Monthly Archives: May 2011

Enter the Interns

Niobe and her children by Lemmonier

It happens every spring. The snow dissipates. Flowers come into bloom.  And, the gaggles of summer interns appear at museum doors throughout the country.  This is a little note for the interns and their supervisors.
Dear Supervisors, please remember

  • Slavery was not right then and isn’t now.  Internship is not slavery!
  • An intern is not a staff member that you don’t have to pay.  They are interning with you to learn how to become an employee of a museum.  Let them learn by watching you, experience with you and then doing without you.  In other words, they need more than just stuff to keep them busy.  Offer variety in work, in discussion, and in experiences.
  • Photocopying a whole book is not an educational activity, and frankly it might be easier to buy a copy online.
  • Intern mentoring takes work. Expect this. Relish this. Or else, consider not having an intern.
  • Applaud the successes of your interns.
  • Be honest about their short-comings and bring Kleenex.  While I can’t imagine a tough talk with a staff-member should end in tears, interns are often younger and brand spanking new to the office environment.  If you are the lucky deliverer of the first constructive criticism talk, be ready for a little water works.
  • Think of you interns as long term committment.  Ask them to email you what they have accomplished that term at the end of the summer.    I think of the recommendation as the only concrete thing I can offer.
  • Create community amongst other interns in your organization.  For some interns, stepping into the workplace can be a foreign exchange program—we mentors speak a different language, wear different clothes and act very differently.  It is hard for the mentor to even predict which things about the work culture would surprise a college student.  Set up ways for interns to network with each other (without you).
  • Have a little fun. It doesn’t always have to be a bore.  If your office does fun things, include the interns.  If not, figure out something fun for them.  And, at the end of the summer, take them out to lunch.  After all, everyone, just once, should get a free lunch.
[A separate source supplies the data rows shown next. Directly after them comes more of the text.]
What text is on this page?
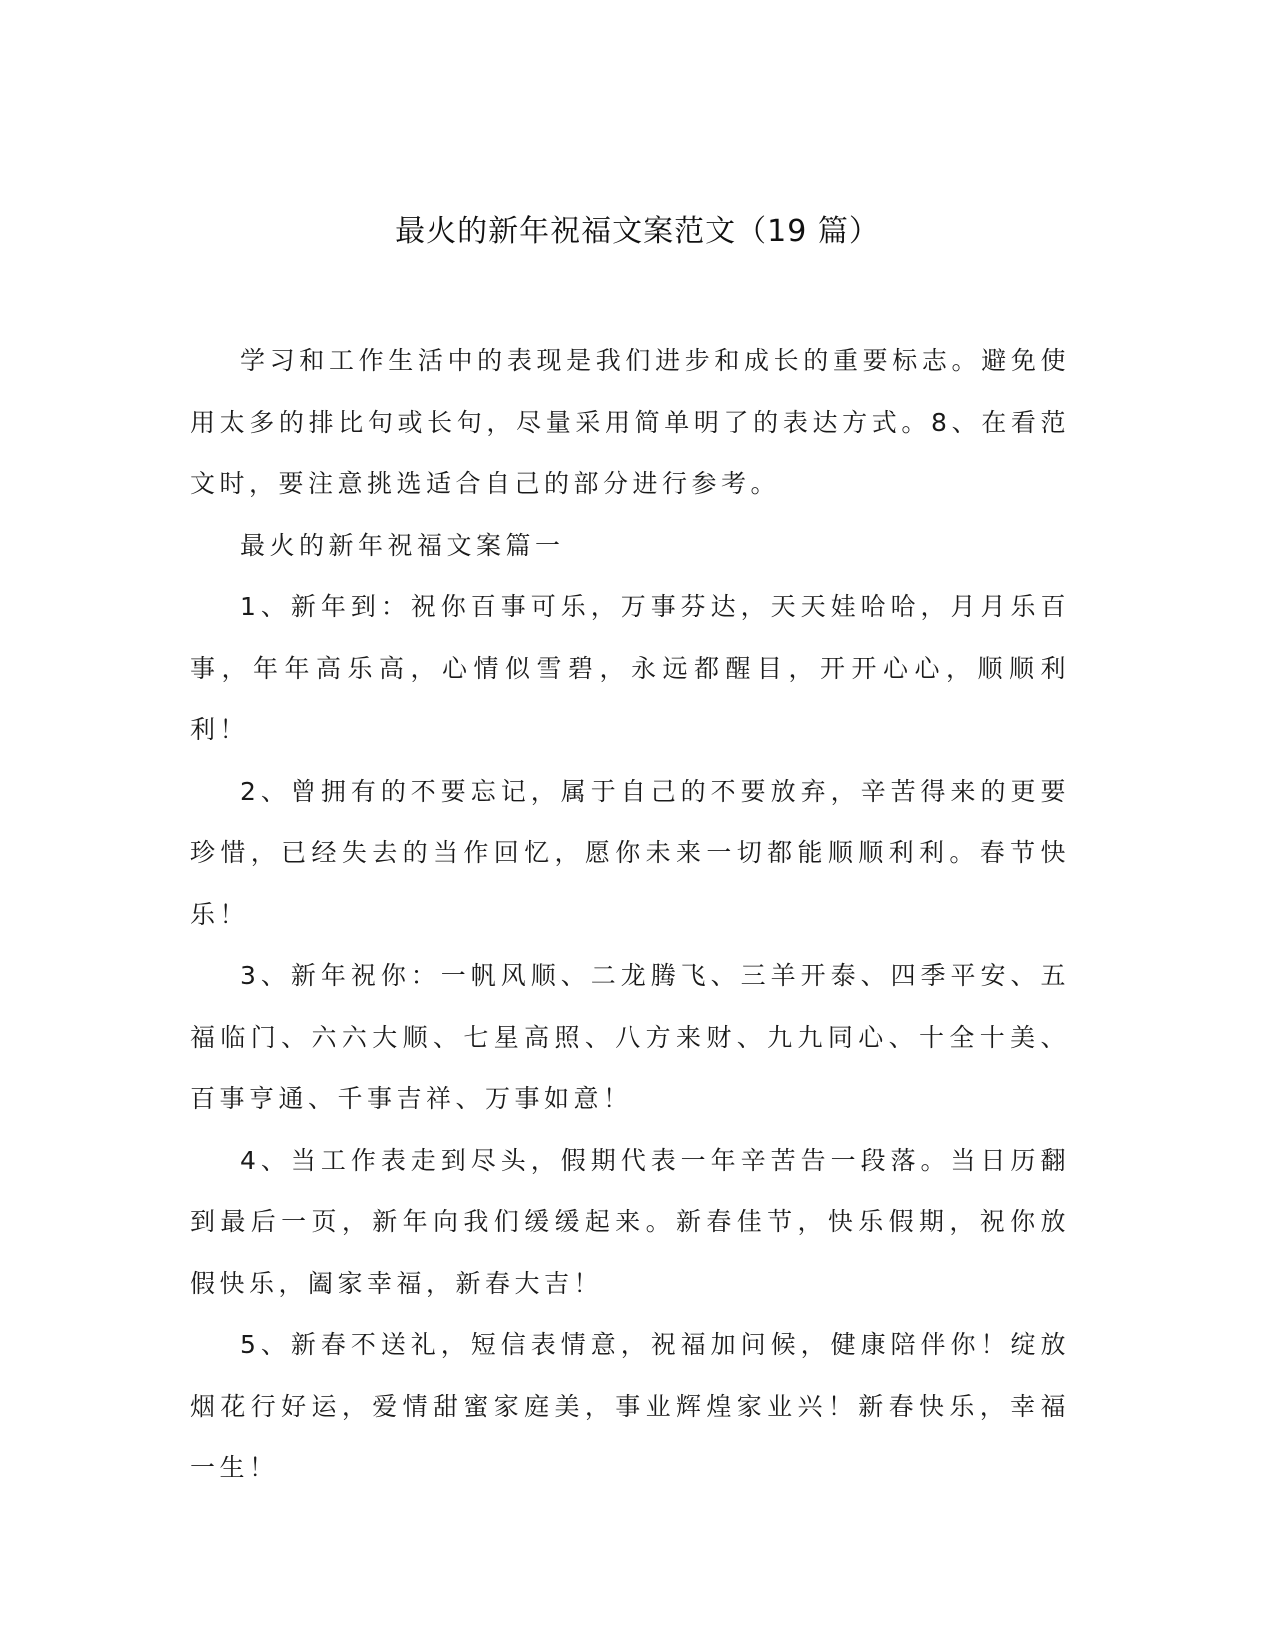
最火的新年祝福文案范文（19 篇）

学习和工作生活中的表现是我们进步和成长的重要标志。避免使用太多的排比句或长句，尽量采用简单明了的表达方式。8、在看范文时，要注意挑选适合自己的部分进行参考。

最火的新年祝福文案篇一

1、新年到：祝你百事可乐，万事芬达，天天娃哈哈，月月乐百事，年年高乐高，心情似雪碧，永远都醒目，开开心心，顺顺利利！

2、曾拥有的不要忘记，属于自己的不要放弃，辛苦得来的更要珍惜，已经失去的当作回忆，愿你未来一切都能顺顺利利。春节快乐！

3、新年祝你：一帆风顺、二龙腾飞、三羊开泰、四季平安、五福临门、六六大顺、七星高照、八方来财、九九同心、十全十美、百事亨通、千事吉祥、万事如意！

4、当工作表走到尽头，假期代表一年辛苦告一段落。当日历翻到最后一页，新年向我们缓缓起来。新春佳节，快乐假期，祝你放假快乐，阖家幸福，新春大吉！

5、新春不送礼，短信表情意，祝福加问候，健康陪伴你！绽放烟花行好运，爱情甜蜜家庭美，事业辉煌家业兴！新春快乐，幸福一生！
Dear Interns, please remember:

  • Even if you are the smartest in your university, already well published, curated 4 exhibitions, and your parents are donors, you have come into this museum to learn something from your mentor.  Allow them to teach you something.
  • Sometimes you will be asked to photocopy a whole book.  Try your hardest not to roll your eyes, sigh, or yell ugh.  Plug in the earphones, and go.  While you are hanging in the copy room, figure out a tactful way to suggest to your mentor, 1. that google books is better b/c you can do a text search, 2. you would love to alternate this activity with a more challenging one.
  • Accept criticism.  For example, edits on writing. Sure you are a great writer.  I believe you.  But, everyone is a critic about writing.  Everyone thinks they have the right answer.  Listen to your mentors.  They might have something in mind, like end use, that affects their criticism.
  • Ask questions.  Some people are better leaders than others.  When you aren’t really getting what you need, figure out ways to get more from the mentor.  Talk to them about their work.  Why did they do X?  What do they think about Y?
  • Hook up with other interns.  I mean mentally!  Ask the other interns about their interests and experiences.  Learn from their experiences.  You will never be able to intern in every department, so understand all the facets of museum life vicariously.
  • Don’t offer excuses. While in college or grad school even you might be able to miss class or get an incomplete, the work place is not so forgiving. Mentors are generally taking interns because of their commitment to the propagation of the field.  They are busy professionals, and they are not too interested in excuses.
  • Have fun.  Museums are full of characters—from the guards to the café staff.  Listen to people, observe office life, and participate.  Join the staff for lunch sometimes.  Attend staff meetings.  Chat with people.